Don’t fall into the trap of thinking this coverage isn’t necessary. Some states have “safe harbor” statutes that are supposed to protect directors and officers of not-for-profit organizations from lawsuits. However, these statutes are not a substitute for directors’ and officers’ insurance. The protection varies by state and usually doesn’t cover all damages and legal defense costs.
D&O coverage is negotiable, so take the following steps before you get down to the specifics of your policy:
Get the best insurance agent. You want someone to help find the right coverage, not just sell an insurance policy.
Consult a lawyer. The only way to scope out the breadth of your exposure is to talk to legal counsel.
Review your current coverage. Know what you’re currently insured for so you can compare that with a D&O policy.
When you sit down to negotiate, the exact provisions depend on the nature of your organization and its management structure. Discuss the following issues:
•What is the deductible that applies to each claim?
•How much will the insurer pay for legal expenses, settlements and judgments?
•What is the time period required for making a covered claim?
•What claims won’t the policy cover? Some acceptable exclusions include:
1. Claims the organization makes against its directors.
2. Claims against a director not related to the organization.
3. Deliberate fraud.
•Cancellation of the policy should be allowed only for failure to pay the premiums. The insurer should be required to give at least 90 days notice of non-renewal.
•Is there “employment practices” liability to cover any claims brought by current or former employees?
•Does the policy include multiple-year pricing to avoid sudden boosts in premiums?
•Coverage of outside directorships and non-officer employees named in a covered suit with officers and/or directors.
•Ask your insurance broker and lawyer specific questions about how the coverage works in daily circumstances. Think up specific situations that you want to be covered and put them to the test.
Let’s say you have staff members conducting door-to-door activities. You probably want a policy that protects against off-site liability. If you rely heavily on volunteers, you need a policy that addresses that situation rather than a less-expensive generic policy.
D&O insurance doesn’t cover everything you could possibly be sued for. Unlike automobile insurance, the coverage is custom-built for your organization.
Shop around, compare policies and get price quotes. With careful planning and some smart shopping, you should be able to find a policy that best suits your organization and lets everyone breathe a little easier.
Know Your Duties
Joining a board can be prestigious and a good career move. But directors must act honestly and in good faith when carrying out their duties or they could be held personally liable. Here are some tips to protect yourself as much as possible:
Study the organization. Understand its structure. Many charities provide this information to new board members in an orientation manual.
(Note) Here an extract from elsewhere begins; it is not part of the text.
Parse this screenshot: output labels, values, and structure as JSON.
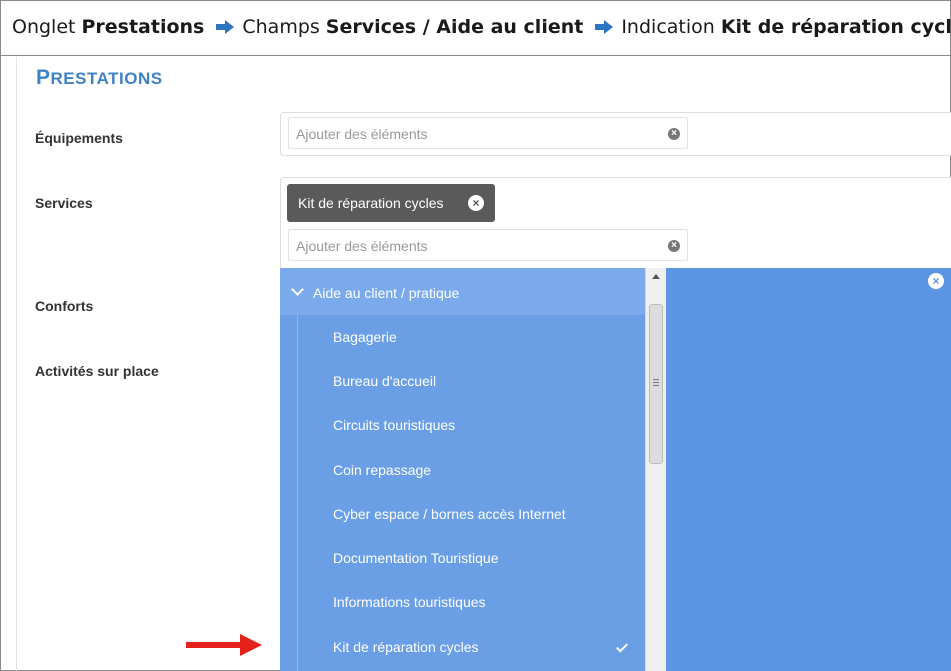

If your organization doesn’t have a manual, have one made and update it at least once a year.
Attend all board meetings. If you miss a meeting for any reason, get a copy of the minutes and any material considered in your absence. If you’re concerned about anything, ask questions.
Document everything. All decisions and discussions at the meetings should be recorded. If you cast an opposing vote or abstain, be sure the vote is in the minutes.
Get advice. When taking a major step as a director, get professional advice in writing. And declare any conflict of interest.
Ask for verification. In some non-profits, board members insist on seeing a copy of the bill for D&O insurance, along with verification that the premiums were paid.